I’ve mentioned wanting to hike at this park a few times, and each time Mom gets visibly anxious. She is not much the adventurer, not much an outdoorswoman, though she’d argue with you if you said so. If I’m a wildflower, Mom is more of a houseplant. We are of very different mindsets; I’m an abundance mindset, she is a scarcity mindset. I fear very little, she fears everything. Mom lives what I call a “chicken little” life, she always thinks of the worst thing that could happen and offers it up as a reason to not do what you either want to do, or must do. So, on my announcement that I was going hiking, alone, in the “wilderness” there came the half-hour preparedness interrogation and assume the worst will happen quiz show. In Mom’s mind, my hike concluded with me lying in a deserted, wilderness, unconscious, with a sprained ankle, and no cell phone reception (but I’m unconscious, so that doesn’t really seem to matter), simultaneously being attacked by a rattlesnake, ticks, and a mountain lion. Perhaps by other mammals, too. Mom pleaded, “Can’t you think of a friend who’d go with you?” On a moment’s notice, on a Sunday, no. I was kind of planning on some solitude in nature, anyway. I assured Mom I was well-prepared, and, in fact, was trained in both wilderness first aid and wilderness survival and that the county park, though called a “wilderness” park, was far, far, far from the wilderness. And off I set.

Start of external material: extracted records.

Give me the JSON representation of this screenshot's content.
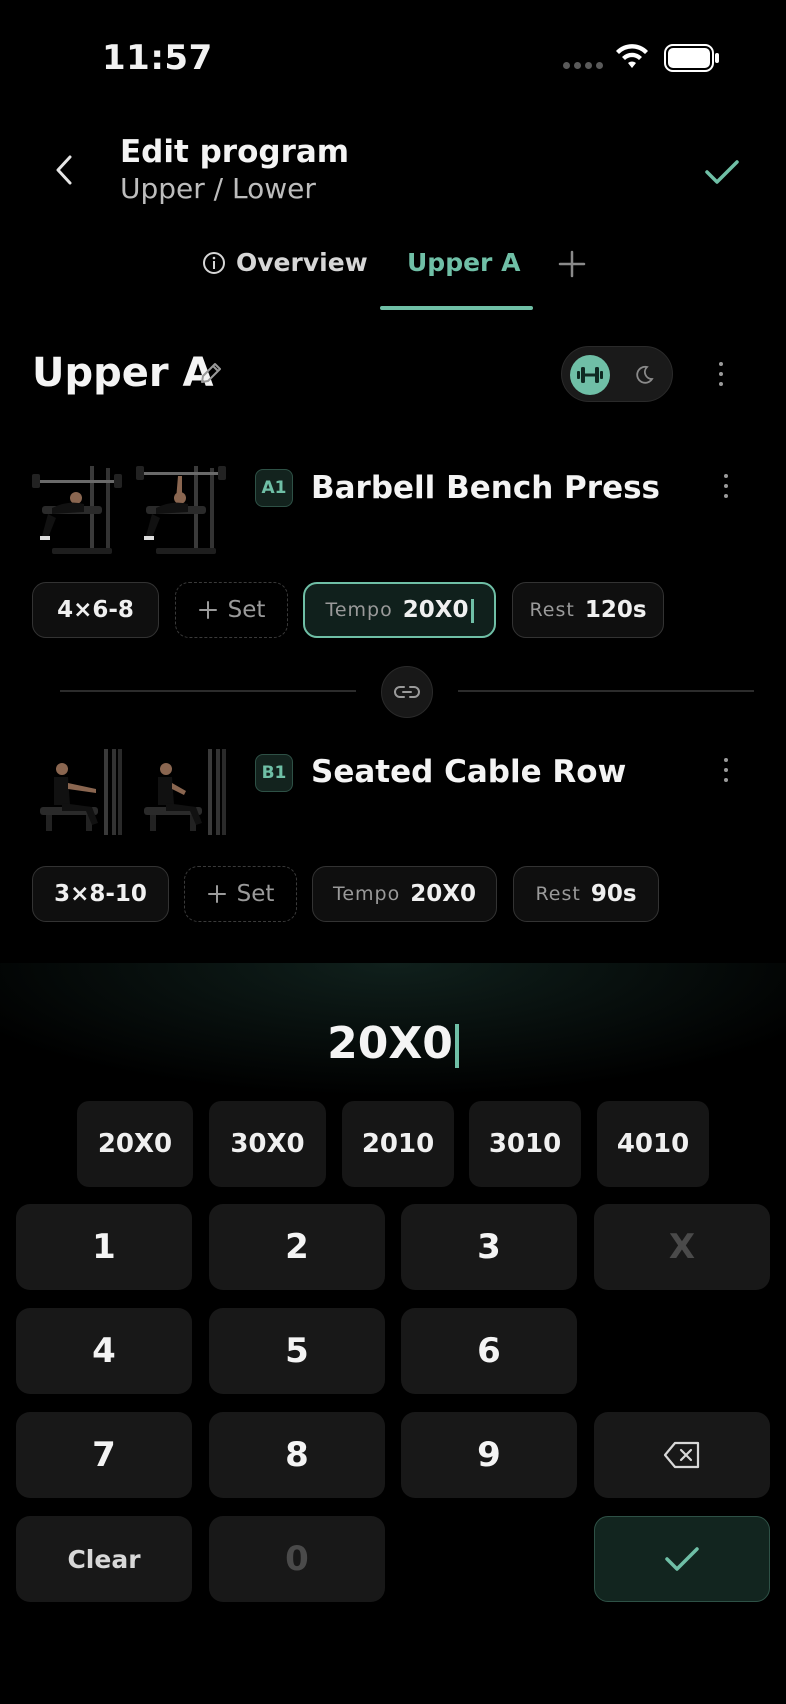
{
  "status": {
    "time": "11:57"
  },
  "header": {
    "title": "Edit program",
    "subtitle": "Upper / Lower"
  },
  "tabs": [
    {
      "label": "Overview",
      "active": false
    },
    {
      "label": "Upper A",
      "active": true
    }
  ],
  "day": {
    "title": "Upper A"
  },
  "exercises": [
    {
      "badge": "A1",
      "name": "Barbell Bench Press",
      "sets": "4×6-8",
      "add_set": "Set",
      "tempo_label": "Tempo",
      "tempo_value": "20X0",
      "rest_label": "Rest",
      "rest_value": "120s"
    },
    {
      "badge": "B1",
      "name": "Seated Cable Row",
      "sets": "3×8-10",
      "add_set": "Set",
      "tempo_label": "Tempo",
      "tempo_value": "20X0",
      "rest_label": "Rest",
      "rest_value": "90s"
    }
  ],
  "keypad": {
    "entry_value": "20X0",
    "presets": [
      "20X0",
      "30X0",
      "2010",
      "3010",
      "4010"
    ],
    "keys": {
      "k1": "1",
      "k2": "2",
      "k3": "3",
      "kx": "X",
      "k4": "4",
      "k5": "5",
      "k6": "6",
      "k7": "7",
      "k8": "8",
      "k9": "9",
      "clear": "Clear",
      "k0": "0"
    }
  },
  "colors": {
    "accent": "#6fbfa6",
    "background": "#000000"
  }
}
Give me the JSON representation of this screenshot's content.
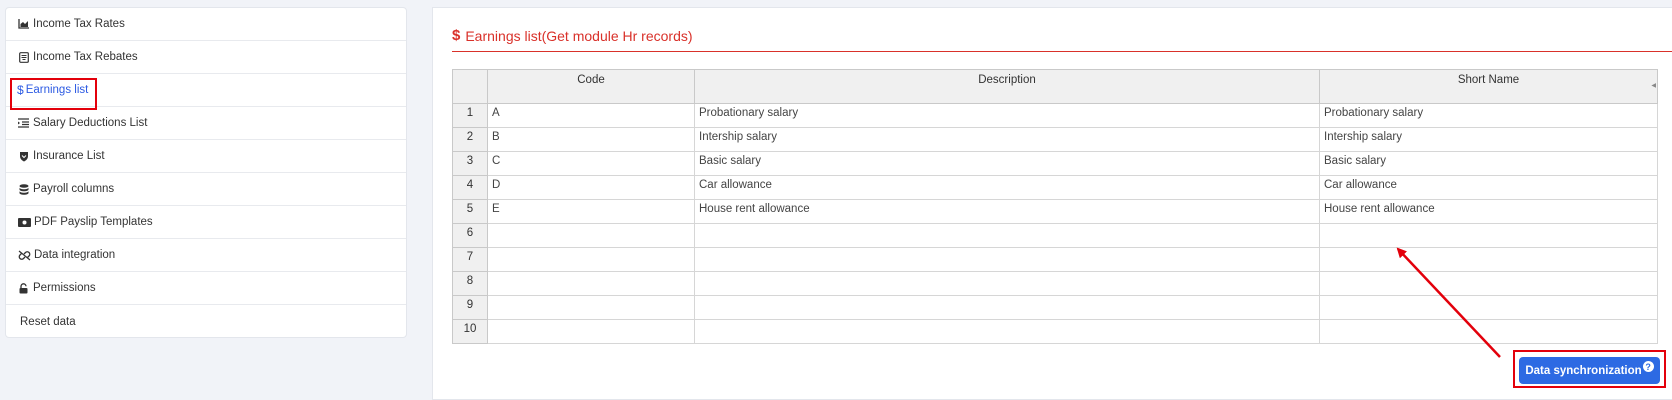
{
  "sidebar": {
    "items": [
      {
        "label": "Income Tax Rates",
        "icon": "chart-area-icon"
      },
      {
        "label": "Income Tax Rebates",
        "icon": "receipt-icon"
      },
      {
        "label": "Earnings list",
        "icon": "dollar-icon",
        "active": true
      },
      {
        "label": "Salary Deductions List",
        "icon": "list-indent-icon"
      },
      {
        "label": "Insurance List",
        "icon": "shield-icon"
      },
      {
        "label": "Payroll columns",
        "icon": "database-icon"
      },
      {
        "label": "PDF Payslip Templates",
        "icon": "money-bill-icon"
      },
      {
        "label": "Data integration",
        "icon": "unlink-icon"
      },
      {
        "label": "Permissions",
        "icon": "lock-icon"
      },
      {
        "label": "Reset data",
        "icon": ""
      }
    ]
  },
  "main": {
    "title": "Earnings list(Get module Hr records)",
    "title_icon": "$"
  },
  "table": {
    "headers": {
      "code": "Code",
      "description": "Description",
      "short_name": "Short Name"
    },
    "rows": [
      {
        "n": "1",
        "code": "A",
        "description": "Probationary salary",
        "short_name": "Probationary salary"
      },
      {
        "n": "2",
        "code": "B",
        "description": "Intership salary",
        "short_name": "Intership salary"
      },
      {
        "n": "3",
        "code": "C",
        "description": "Basic salary",
        "short_name": "Basic salary"
      },
      {
        "n": "4",
        "code": "D",
        "description": "Car allowance",
        "short_name": "Car allowance"
      },
      {
        "n": "5",
        "code": "E",
        "description": "House rent allowance",
        "short_name": "House rent allowance"
      },
      {
        "n": "6",
        "code": "",
        "description": "",
        "short_name": ""
      },
      {
        "n": "7",
        "code": "",
        "description": "",
        "short_name": ""
      },
      {
        "n": "8",
        "code": "",
        "description": "",
        "short_name": ""
      },
      {
        "n": "9",
        "code": "",
        "description": "",
        "short_name": ""
      },
      {
        "n": "10",
        "code": "",
        "description": "",
        "short_name": ""
      }
    ]
  },
  "actions": {
    "sync_label": "Data synchronization",
    "help_glyph": "?"
  },
  "colors": {
    "accent": "#2d6ae3",
    "title": "#d9312a",
    "highlight": "#e3000b"
  }
}
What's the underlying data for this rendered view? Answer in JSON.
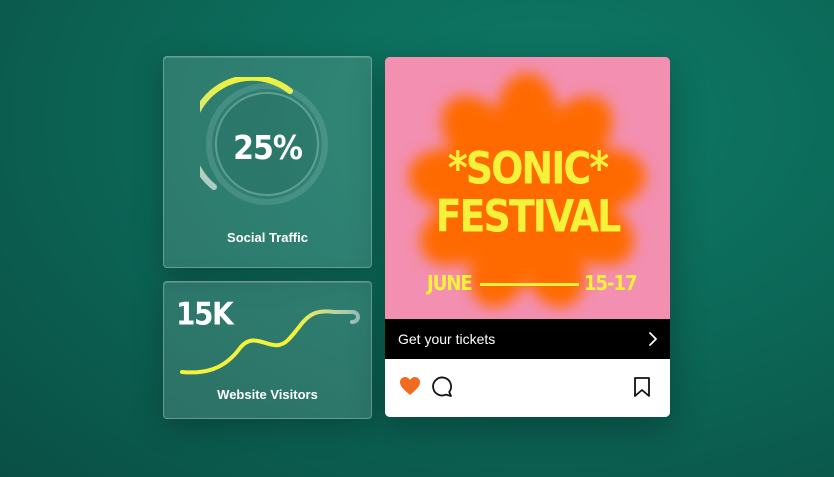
{
  "traffic_card": {
    "value": "25%",
    "progress_fraction": 0.25,
    "label": "Social Traffic"
  },
  "visitors_card": {
    "value": "15K",
    "label": "Website Visitors"
  },
  "post": {
    "title_line1": "*SONIC*",
    "title_line2": "FESTIVAL",
    "date_left": "JUNE",
    "date_right": "15-17",
    "cta_label": "Get your tickets",
    "icons": [
      "heart-icon",
      "comment-icon",
      "bookmark-icon",
      "chevron-right-icon"
    ]
  },
  "colors": {
    "accent_yellow": "#f6f23a",
    "poster_pink": "#f38fb0",
    "flower_orange": "#ff6a00",
    "heart_orange": "#f06a1f"
  }
}
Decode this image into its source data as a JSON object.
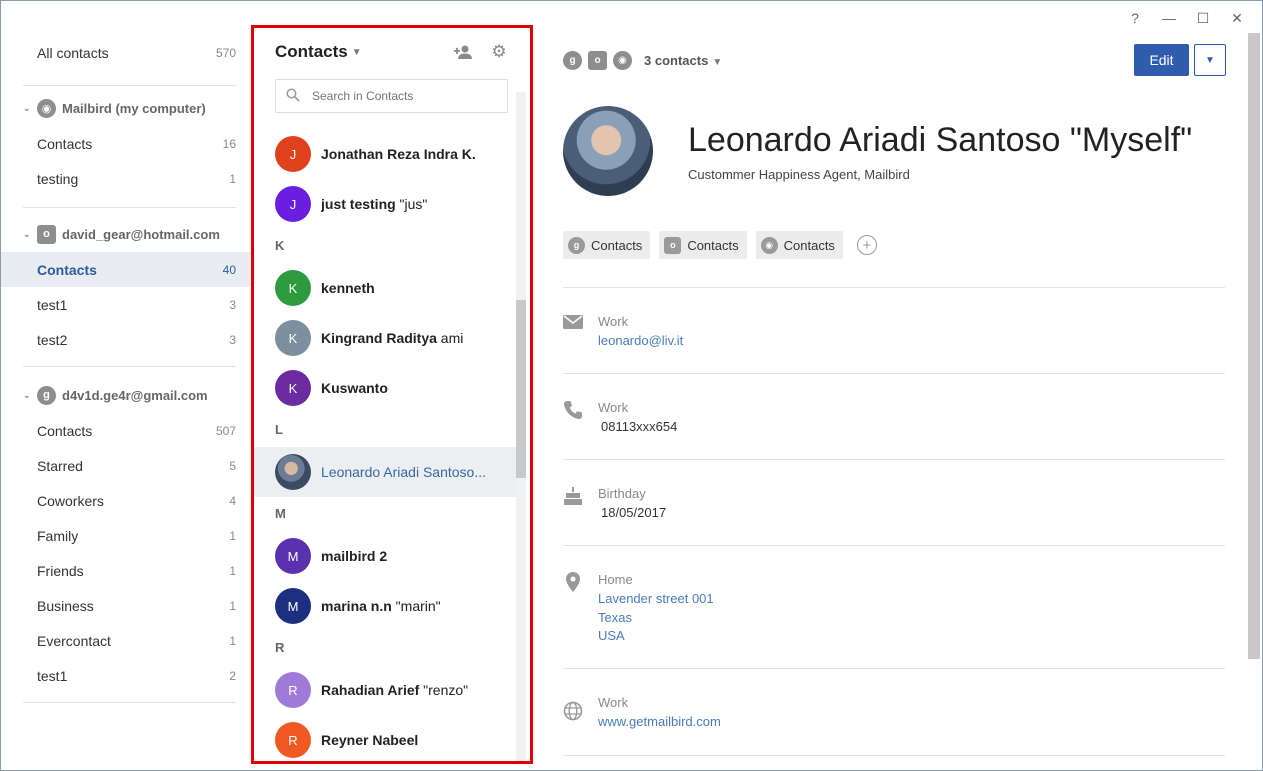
{
  "window_controls": {
    "help": "?",
    "minimize": "—",
    "maximize": "☐",
    "close": "✕"
  },
  "sidebar": {
    "all_contacts": {
      "label": "All contacts",
      "count": "570"
    },
    "accounts": [
      {
        "name": "Mailbird (my computer)",
        "items": [
          {
            "label": "Contacts",
            "count": "16"
          },
          {
            "label": "testing",
            "count": "1"
          }
        ]
      },
      {
        "name": "david_gear@hotmail.com",
        "items": [
          {
            "label": "Contacts",
            "count": "40"
          },
          {
            "label": "test1",
            "count": "3"
          },
          {
            "label": "test2",
            "count": "3"
          }
        ]
      },
      {
        "name": "d4v1d.ge4r@gmail.com",
        "items": [
          {
            "label": "Contacts",
            "count": "507"
          },
          {
            "label": "Starred",
            "count": "5"
          },
          {
            "label": "Coworkers",
            "count": "4"
          },
          {
            "label": "Family",
            "count": "1"
          },
          {
            "label": "Friends",
            "count": "1"
          },
          {
            "label": "Business",
            "count": "1"
          },
          {
            "label": "Evercontact",
            "count": "1"
          },
          {
            "label": "test1",
            "count": "2"
          }
        ]
      }
    ]
  },
  "list": {
    "title": "Contacts",
    "search_placeholder": "Search in Contacts",
    "sections": [
      "K",
      "L",
      "M",
      "R"
    ],
    "contacts": [
      {
        "initial": "J",
        "name": "Jonathan Reza Indra K.",
        "nick": "",
        "color": "#e0401c"
      },
      {
        "initial": "J",
        "name": "just testing",
        "nick": " \"jus\"",
        "color": "#6a1fe0"
      },
      {
        "initial": "K",
        "name": "kenneth",
        "nick": "",
        "color": "#2e9a3e"
      },
      {
        "initial": "K",
        "name": "Kingrand Raditya",
        "nick": " ami",
        "color": "#7b8f9c"
      },
      {
        "initial": "K",
        "name": "Kuswanto",
        "nick": "",
        "color": "#6a2ca0"
      },
      {
        "initial": "",
        "name": "Leonardo Ariadi Santoso...",
        "nick": "",
        "color": "#5a6a80"
      },
      {
        "initial": "M",
        "name": "mailbird 2",
        "nick": "",
        "color": "#5a32b0"
      },
      {
        "initial": "M",
        "name": "marina n.n",
        "nick": " \"marin\"",
        "color": "#1c2f80"
      },
      {
        "initial": "R",
        "name": "Rahadian Arief",
        "nick": " \"renzo\"",
        "color": "#a07ad8"
      },
      {
        "initial": "R",
        "name": "Reyner Nabeel",
        "nick": "",
        "color": "#f05a22"
      }
    ]
  },
  "details": {
    "source_count": "3 contacts",
    "edit_label": "Edit",
    "full_name": "Leonardo Ariadi Santoso \"Myself\"",
    "subtitle": "Custommer Happiness Agent, Mailbird",
    "chips": [
      "Contacts",
      "Contacts",
      "Contacts"
    ],
    "fields": {
      "email": {
        "label": "Work",
        "value": "leonardo@liv.it"
      },
      "phone": {
        "label": "Work",
        "value": "08113xxx654"
      },
      "birthday": {
        "label": "Birthday",
        "value": "18/05/2017"
      },
      "address": {
        "label": "Home",
        "line1": "Lavender street 001",
        "line2": "Texas",
        "line3": "USA"
      },
      "website": {
        "label": "Work",
        "value": "www.getmailbird.com"
      }
    }
  },
  "icons": {
    "add_contact": "person-add-icon",
    "settings": "gear-icon",
    "search": "search-icon",
    "email": "envelope-icon",
    "phone": "phone-icon",
    "birthday": "cake-icon",
    "address": "location-pin-icon",
    "website": "globe-icon"
  }
}
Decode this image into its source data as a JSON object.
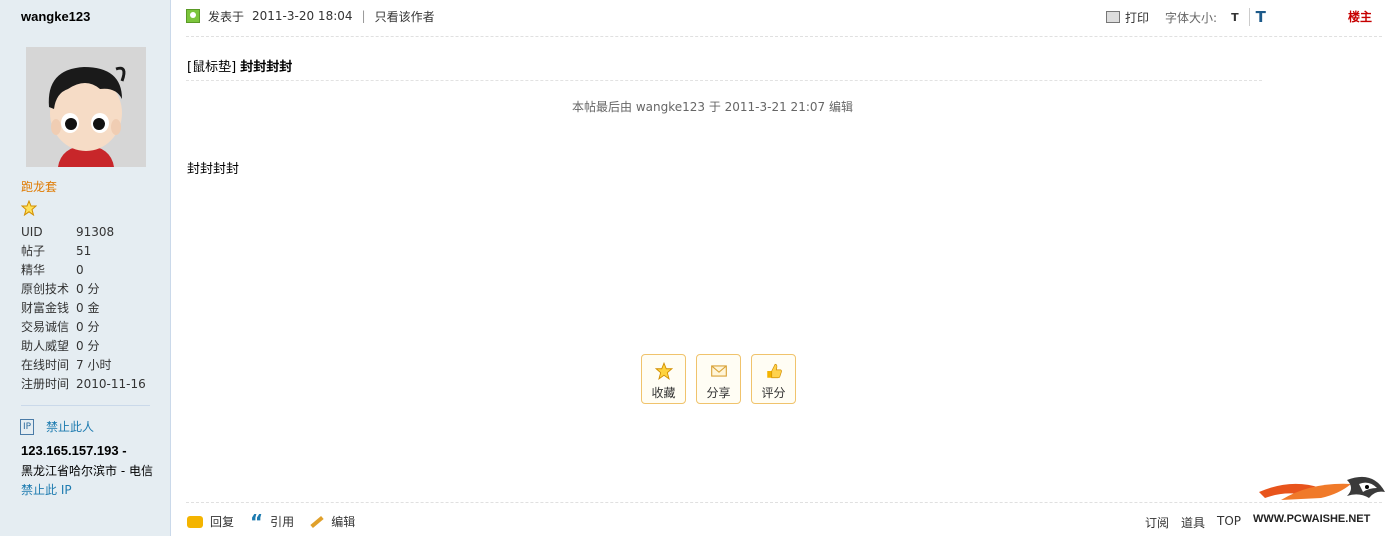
{
  "user": {
    "name": "wangke123",
    "rank": "跑龙套",
    "stats": [
      {
        "label": "UID",
        "value": "91308"
      },
      {
        "label": "帖子",
        "value": "51"
      },
      {
        "label": "精华",
        "value": "0"
      },
      {
        "label": "原创技术",
        "value": "0 分"
      },
      {
        "label": "财富金钱",
        "value": "0 金"
      },
      {
        "label": "交易诚信",
        "value": "0 分"
      },
      {
        "label": "助人威望",
        "value": "0 分"
      },
      {
        "label": "在线时间",
        "value": "7 小时"
      },
      {
        "label": "注册时间",
        "value": "2010-11-16"
      }
    ],
    "ip_badge": "IP",
    "ban_user": "禁止此人",
    "ip": "123.165.157.193 -",
    "location": "黑龙江省哈尔滨市 - 电信",
    "ban_ip": "禁止此 IP"
  },
  "post": {
    "posted_label": "发表于",
    "posted_time": "2011-3-20 18:04",
    "only_author": "只看该作者",
    "print": "打印",
    "font_size_label": "字体大小:",
    "font_small": "T",
    "font_large": "T",
    "floor": "楼主",
    "title_prefix": "[鼠标垫]",
    "title": "封封封封",
    "edited": "本帖最后由 wangke123 于 2011-3-21 21:07 编辑",
    "body": "封封封封"
  },
  "actions": [
    {
      "label": "收藏",
      "icon": "star-icon"
    },
    {
      "label": "分享",
      "icon": "envelope-icon"
    },
    {
      "label": "评分",
      "icon": "thumb-icon"
    }
  ],
  "footer": {
    "reply": "回复",
    "quote": "引用",
    "edit": "编辑",
    "subscribe": "订阅",
    "tools": "道具",
    "top": "TOP",
    "watermark": "WWW.PCWAISHE.NET"
  },
  "colors": {
    "sidebar_bg": "#e5edf2",
    "link": "#1d7bb0",
    "rank": "#e07a00",
    "floor": "#c60000",
    "action_border": "#f0c36c"
  }
}
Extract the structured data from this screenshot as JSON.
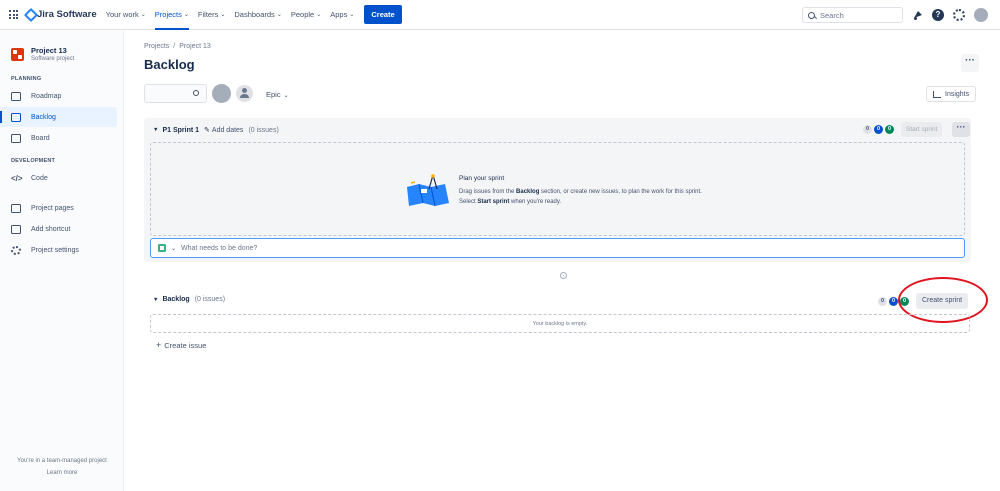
{
  "topnav": {
    "app_name": "Jira Software",
    "items": [
      {
        "label": "Your work"
      },
      {
        "label": "Projects"
      },
      {
        "label": "Filters"
      },
      {
        "label": "Dashboards"
      },
      {
        "label": "People"
      },
      {
        "label": "Apps"
      }
    ],
    "create_label": "Create",
    "search_placeholder": "Search",
    "help_glyph": "?"
  },
  "sidebar": {
    "project_name": "Project 13",
    "project_type": "Software project",
    "planning_title": "PLANNING",
    "planning_items": [
      {
        "label": "Roadmap",
        "icon": "roadmap-icon"
      },
      {
        "label": "Backlog",
        "icon": "backlog-icon"
      },
      {
        "label": "Board",
        "icon": "board-icon"
      }
    ],
    "development_title": "DEVELOPMENT",
    "code_label": "Code",
    "other_items": [
      {
        "label": "Project pages"
      },
      {
        "label": "Add shortcut"
      },
      {
        "label": "Project settings"
      }
    ],
    "footer_text": "You're in a team-managed project",
    "learn_more": "Learn more"
  },
  "main": {
    "breadcrumb": [
      "Projects",
      "Project 13"
    ],
    "breadcrumb_sep": "/",
    "title": "Backlog",
    "more_glyph": "···",
    "epic_label": "Epic",
    "insights_label": "Insights"
  },
  "sprint": {
    "name": "P1 Sprint 1",
    "add_dates": "Add dates",
    "issue_count": "(0 issues)",
    "badges": [
      "0",
      "0",
      "0"
    ],
    "start_label": "Start sprint",
    "plan_title": "Plan your sprint",
    "plan_desc_1": "Drag issues from the ",
    "plan_desc_backlog": "Backlog",
    "plan_desc_2": " section, or create new issues, to plan the work for this sprint. Select ",
    "plan_desc_start": "Start sprint",
    "plan_desc_3": " when you're ready.",
    "create_placeholder": "What needs to be done?"
  },
  "backlog": {
    "name": "Backlog",
    "issue_count": "(0 issues)",
    "badges": [
      "0",
      "0",
      "0"
    ],
    "create_sprint_label": "Create sprint",
    "empty_text": "Your backlog is empty.",
    "create_issue_label": "Create issue"
  },
  "colors": {
    "brand": "#0052cc",
    "annotation": "#e0141e"
  }
}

As evidenced by this writing, I made it back safely, conscious, will all my limbs attached and operational, without any ticks, and snake venom free. I had a lovely hike that reminded me why work so hard to be physically fit (so I can ascend hills at an impressive rate) and why I like hiking so much; the peace, the quiet, the calm, the serenity, of nature and how it nurtures my soul.

I’m just not a houseplant, I’m a wildflower.